En épocas pretéritas se decía que había muertos que no descansaban en
paz ni dejaban dormir, sino que aullaban como lobos las noches de tormenta.
Sobre Verónica Medina no he leído nada más allá del mismo anectodario; pasó
igual con José Lacay, hace poco más de una semana. Ante la desmesura, se impone
el rigor, o una cierta objetividad.
No se cual era su grado de santidad, para decirlo de alguna manera, pero
estoy convencido que estará en el cielo cantando las obras que más le gustaban.

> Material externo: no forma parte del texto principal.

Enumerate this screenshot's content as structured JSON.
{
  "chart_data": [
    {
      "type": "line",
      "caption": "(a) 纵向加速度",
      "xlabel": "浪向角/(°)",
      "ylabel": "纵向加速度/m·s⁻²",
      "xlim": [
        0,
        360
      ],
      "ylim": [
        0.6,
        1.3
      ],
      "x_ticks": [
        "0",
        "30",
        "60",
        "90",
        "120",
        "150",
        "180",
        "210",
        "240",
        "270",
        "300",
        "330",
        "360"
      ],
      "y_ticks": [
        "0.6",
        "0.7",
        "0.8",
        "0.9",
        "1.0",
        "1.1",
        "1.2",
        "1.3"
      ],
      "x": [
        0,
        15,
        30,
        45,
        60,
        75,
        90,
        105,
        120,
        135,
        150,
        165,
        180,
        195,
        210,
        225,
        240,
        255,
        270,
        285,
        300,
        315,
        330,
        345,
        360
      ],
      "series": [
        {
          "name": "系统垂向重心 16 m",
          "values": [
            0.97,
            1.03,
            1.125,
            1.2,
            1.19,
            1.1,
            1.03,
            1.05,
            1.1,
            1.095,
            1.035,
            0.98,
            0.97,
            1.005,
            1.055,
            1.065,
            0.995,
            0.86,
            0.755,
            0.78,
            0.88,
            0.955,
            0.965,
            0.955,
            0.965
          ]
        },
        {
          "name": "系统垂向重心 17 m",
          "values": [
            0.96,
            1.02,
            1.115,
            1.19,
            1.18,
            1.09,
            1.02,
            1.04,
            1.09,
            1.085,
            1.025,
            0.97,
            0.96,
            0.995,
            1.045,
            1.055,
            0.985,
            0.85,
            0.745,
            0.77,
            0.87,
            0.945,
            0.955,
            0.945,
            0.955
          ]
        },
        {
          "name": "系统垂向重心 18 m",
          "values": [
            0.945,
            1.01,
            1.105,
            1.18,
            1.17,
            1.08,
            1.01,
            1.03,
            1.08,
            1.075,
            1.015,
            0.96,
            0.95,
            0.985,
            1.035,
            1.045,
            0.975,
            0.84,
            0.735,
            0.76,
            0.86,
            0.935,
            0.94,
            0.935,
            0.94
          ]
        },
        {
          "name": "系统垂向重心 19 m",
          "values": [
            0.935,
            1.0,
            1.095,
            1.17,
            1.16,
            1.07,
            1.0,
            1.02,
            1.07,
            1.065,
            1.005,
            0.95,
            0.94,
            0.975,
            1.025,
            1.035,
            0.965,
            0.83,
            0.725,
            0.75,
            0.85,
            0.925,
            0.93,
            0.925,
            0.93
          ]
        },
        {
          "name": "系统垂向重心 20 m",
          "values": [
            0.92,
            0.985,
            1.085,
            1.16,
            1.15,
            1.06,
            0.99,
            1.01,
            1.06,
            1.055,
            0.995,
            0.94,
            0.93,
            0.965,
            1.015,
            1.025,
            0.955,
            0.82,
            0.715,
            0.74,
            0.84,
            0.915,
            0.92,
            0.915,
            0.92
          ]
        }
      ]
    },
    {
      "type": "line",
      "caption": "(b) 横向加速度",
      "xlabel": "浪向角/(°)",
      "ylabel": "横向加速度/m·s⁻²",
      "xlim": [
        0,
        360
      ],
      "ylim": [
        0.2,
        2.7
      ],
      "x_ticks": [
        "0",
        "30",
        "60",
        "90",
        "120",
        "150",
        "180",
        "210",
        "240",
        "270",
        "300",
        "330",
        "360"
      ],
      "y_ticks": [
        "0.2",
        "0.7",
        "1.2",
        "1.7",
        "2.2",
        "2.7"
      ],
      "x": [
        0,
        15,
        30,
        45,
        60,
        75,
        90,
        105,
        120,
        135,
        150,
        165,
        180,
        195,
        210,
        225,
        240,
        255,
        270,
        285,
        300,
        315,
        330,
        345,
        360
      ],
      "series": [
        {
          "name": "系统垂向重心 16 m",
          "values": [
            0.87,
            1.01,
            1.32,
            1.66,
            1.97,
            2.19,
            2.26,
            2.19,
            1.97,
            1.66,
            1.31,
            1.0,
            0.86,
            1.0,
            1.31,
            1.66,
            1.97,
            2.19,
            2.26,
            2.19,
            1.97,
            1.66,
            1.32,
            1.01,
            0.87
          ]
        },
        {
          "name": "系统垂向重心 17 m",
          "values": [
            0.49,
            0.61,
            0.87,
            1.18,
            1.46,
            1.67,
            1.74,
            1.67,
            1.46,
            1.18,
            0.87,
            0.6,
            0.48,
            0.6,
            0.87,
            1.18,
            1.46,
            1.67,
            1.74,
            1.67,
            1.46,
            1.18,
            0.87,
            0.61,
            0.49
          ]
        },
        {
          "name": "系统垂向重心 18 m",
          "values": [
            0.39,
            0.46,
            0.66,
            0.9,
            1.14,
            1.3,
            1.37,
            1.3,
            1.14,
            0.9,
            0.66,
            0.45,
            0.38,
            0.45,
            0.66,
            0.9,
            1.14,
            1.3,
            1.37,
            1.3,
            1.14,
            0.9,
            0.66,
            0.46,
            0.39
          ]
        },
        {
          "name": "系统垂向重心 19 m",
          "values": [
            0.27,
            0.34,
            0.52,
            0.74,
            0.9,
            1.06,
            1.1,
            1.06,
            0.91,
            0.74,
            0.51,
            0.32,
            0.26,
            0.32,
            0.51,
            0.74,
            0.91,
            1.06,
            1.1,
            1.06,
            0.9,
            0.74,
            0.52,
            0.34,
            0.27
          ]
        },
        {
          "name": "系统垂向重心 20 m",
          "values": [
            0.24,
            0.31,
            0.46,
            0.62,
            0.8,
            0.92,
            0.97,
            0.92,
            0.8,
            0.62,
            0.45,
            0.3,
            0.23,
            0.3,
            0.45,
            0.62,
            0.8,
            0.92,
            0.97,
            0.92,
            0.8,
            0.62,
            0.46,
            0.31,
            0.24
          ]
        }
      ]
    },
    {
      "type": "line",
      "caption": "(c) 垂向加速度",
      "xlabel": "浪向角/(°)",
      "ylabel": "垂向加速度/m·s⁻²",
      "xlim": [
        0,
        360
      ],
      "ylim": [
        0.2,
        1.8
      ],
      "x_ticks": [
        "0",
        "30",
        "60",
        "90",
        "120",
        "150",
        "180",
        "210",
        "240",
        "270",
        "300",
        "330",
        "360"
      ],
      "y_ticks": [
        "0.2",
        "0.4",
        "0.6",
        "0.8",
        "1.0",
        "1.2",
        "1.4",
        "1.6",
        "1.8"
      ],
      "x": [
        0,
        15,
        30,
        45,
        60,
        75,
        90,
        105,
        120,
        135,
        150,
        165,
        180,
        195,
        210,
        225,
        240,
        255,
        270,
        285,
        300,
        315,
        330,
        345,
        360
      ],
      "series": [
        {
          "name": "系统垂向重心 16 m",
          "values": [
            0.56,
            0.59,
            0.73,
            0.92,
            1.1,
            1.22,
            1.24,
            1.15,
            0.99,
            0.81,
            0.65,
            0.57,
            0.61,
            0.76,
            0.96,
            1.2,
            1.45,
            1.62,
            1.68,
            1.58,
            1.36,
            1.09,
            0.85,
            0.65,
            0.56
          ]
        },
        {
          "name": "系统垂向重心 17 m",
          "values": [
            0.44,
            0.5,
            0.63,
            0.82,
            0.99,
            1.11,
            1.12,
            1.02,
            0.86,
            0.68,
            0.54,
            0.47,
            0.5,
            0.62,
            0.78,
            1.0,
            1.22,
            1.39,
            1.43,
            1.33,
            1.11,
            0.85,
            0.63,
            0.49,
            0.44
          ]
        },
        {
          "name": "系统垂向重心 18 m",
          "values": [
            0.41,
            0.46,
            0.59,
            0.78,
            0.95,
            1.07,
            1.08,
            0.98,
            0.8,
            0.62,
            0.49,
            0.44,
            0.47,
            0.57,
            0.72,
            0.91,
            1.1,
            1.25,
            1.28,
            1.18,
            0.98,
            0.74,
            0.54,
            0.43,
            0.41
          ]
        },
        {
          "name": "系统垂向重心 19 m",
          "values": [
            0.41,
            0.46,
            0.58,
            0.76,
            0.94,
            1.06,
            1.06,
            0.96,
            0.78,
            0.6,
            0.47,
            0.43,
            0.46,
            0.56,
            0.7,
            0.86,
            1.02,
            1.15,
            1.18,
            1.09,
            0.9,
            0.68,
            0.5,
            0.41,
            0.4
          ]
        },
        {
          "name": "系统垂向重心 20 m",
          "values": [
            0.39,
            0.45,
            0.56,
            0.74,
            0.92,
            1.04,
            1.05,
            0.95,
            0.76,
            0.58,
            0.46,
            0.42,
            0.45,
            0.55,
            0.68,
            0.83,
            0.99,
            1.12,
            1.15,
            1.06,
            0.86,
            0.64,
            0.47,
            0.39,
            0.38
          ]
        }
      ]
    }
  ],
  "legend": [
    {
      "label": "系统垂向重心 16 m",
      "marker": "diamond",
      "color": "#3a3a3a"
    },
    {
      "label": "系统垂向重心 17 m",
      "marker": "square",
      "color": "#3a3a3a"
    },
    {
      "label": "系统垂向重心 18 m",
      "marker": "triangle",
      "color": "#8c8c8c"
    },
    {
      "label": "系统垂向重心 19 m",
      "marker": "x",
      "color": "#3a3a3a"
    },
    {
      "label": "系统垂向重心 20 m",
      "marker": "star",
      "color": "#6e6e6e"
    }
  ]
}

En otras partes del mundo los obituarios se toman muy en serio, aquí son
incluidos en el cuerpo de las noticias. Pasó en España que un jefe de redacción
le manda a realizar un obituario a un estudiante de periodismo: este, por
cuestiones de edad, y con la finalidad de seguir las instrucciones al pie de la
letra, decidió llamar a un candidato propuesto, ya entrado en años. “No tuvo reparo en descolgar el teléfono,
marcar el número y presentarse: “mire usted: estoy preparando su necrológica y
no querría cometer ningún error porque me juego el puesto de trabajo”. Tan
cierto como que no hubo respuesta del aludido, que colgó al becario para
después pedir por el redactor jefe y advertirle que jamás volvería a tratar con
el diario. Ha pasado una década desde entonces y viven, y muy bien, el becario,
el redactor jefe y también el muerto”.
Alrededor de la muerte se ha montado un negocio muy sofisticado y que
cuesta dinero. Hay funerales a la carta, también a la antigua, y despedidas sorprendentes.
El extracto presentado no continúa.